I know you went to the archaeological site of Pengikent in Tajikistan, an archaeological base of the Hermitage for decades and where Piotrovsky, as a young scientist, spent quite a few seasons at the dig.   What has this personal experience contributed to the book?  

I felt that it was necessary to explore some of the places he had been to. So, I wanted to go to Yemen, but it was too dangerous already and Piotrovsky absolutely banned it. But I went to Armenia, to Yerevan, which was very significant to see the world where he had grown up and how it was going today – I got the feel of the place and that was the main thing. His cousin kindly looked after me. He dug out old family archives and told me about mulberry tree that he loved in their garden. I also went to Karmir Blur which is still an archaeological dig and the museum which contains most of what Boris Borisovich Piotrovsky excavated there. I also went to Penjikent in Tajikistan where there is still an annual Hermitage archaeological expedition. For more than 40 years Hermitage has had a season there – the dig is now run by Pavel Lurie and new generations of archaeologists are growing up there. I suppose this experience makes my account more real – you can read about somebody being somewhere but you cannot get the feel of it unless you have experienced it yourself. So I hope it gives extra strength and insight to the narrative.

The English version was published in 2017 and now, a year after the Russian version is released.

Who supported the project?

Both English and Russian versions were generously supported by the Kroll Family Trust.

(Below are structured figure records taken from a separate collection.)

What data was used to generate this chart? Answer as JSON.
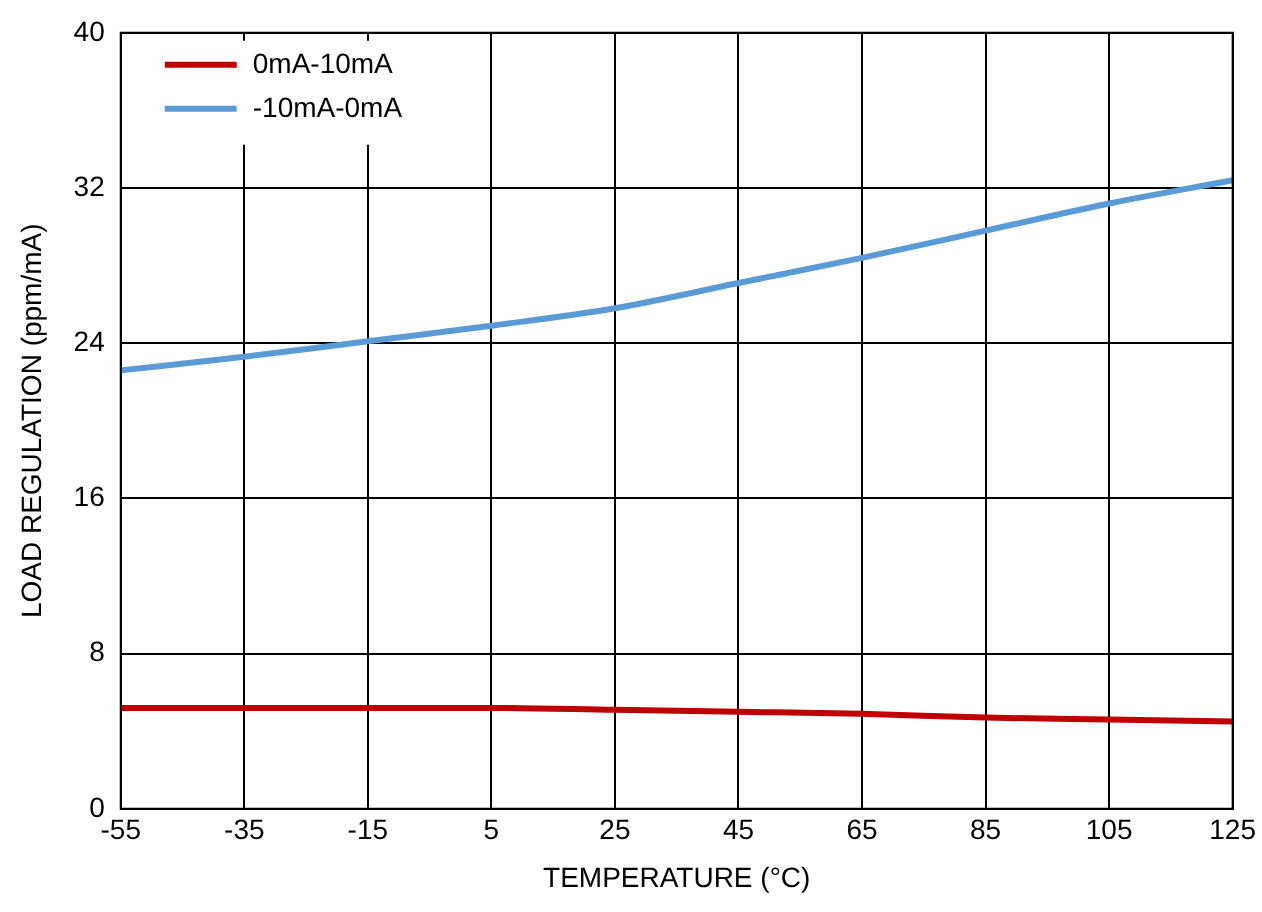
{
  "chart_data": {
    "type": "line",
    "xlabel": "TEMPERATURE (°C)",
    "ylabel": "LOAD REGULATION (ppm/mA)",
    "x": [
      -55,
      -35,
      -15,
      5,
      25,
      45,
      65,
      85,
      105,
      125
    ],
    "series": [
      {
        "name": "0mA-10mA",
        "color": "#c00000",
        "values": [
          5.2,
          5.2,
          5.2,
          5.2,
          5.1,
          5.0,
          4.9,
          4.7,
          4.6,
          4.5
        ]
      },
      {
        "name": "-10mA-0mA",
        "color": "#5b9bd5",
        "values": [
          22.6,
          23.3,
          24.1,
          24.9,
          25.8,
          27.1,
          28.4,
          29.8,
          31.2,
          32.4
        ]
      }
    ],
    "xlim": [
      -55,
      125
    ],
    "xticks": [
      -55,
      -35,
      -15,
      5,
      25,
      45,
      65,
      85,
      105,
      125
    ],
    "ylim": [
      0,
      40
    ],
    "yticks": [
      0,
      8,
      16,
      24,
      32,
      40
    ],
    "grid": true,
    "legend": "top left",
    "marker": "none",
    "line_style": "solid"
  }
}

Daniel Kroll is the director of the Israeli Friends of the Hermitage, so he has a special interest in the story of Piotrovsky and the Hermitage. It was very kind of the Israeli Friends to get behind my book. As for the Russian publisher, it was straightforward because Slovo published my first book back in 2006, so I was really pleased when they agreed to go ahead with the “Dynastic Rule”.

What would you wish to a potential Russian reader? 

To be proud of their own museum and be proud how the two directors served it. The two Piotrovsky's both laid an accent on scholarship as the most important thing about a museum. They are an exceptionally good example for the international museum community.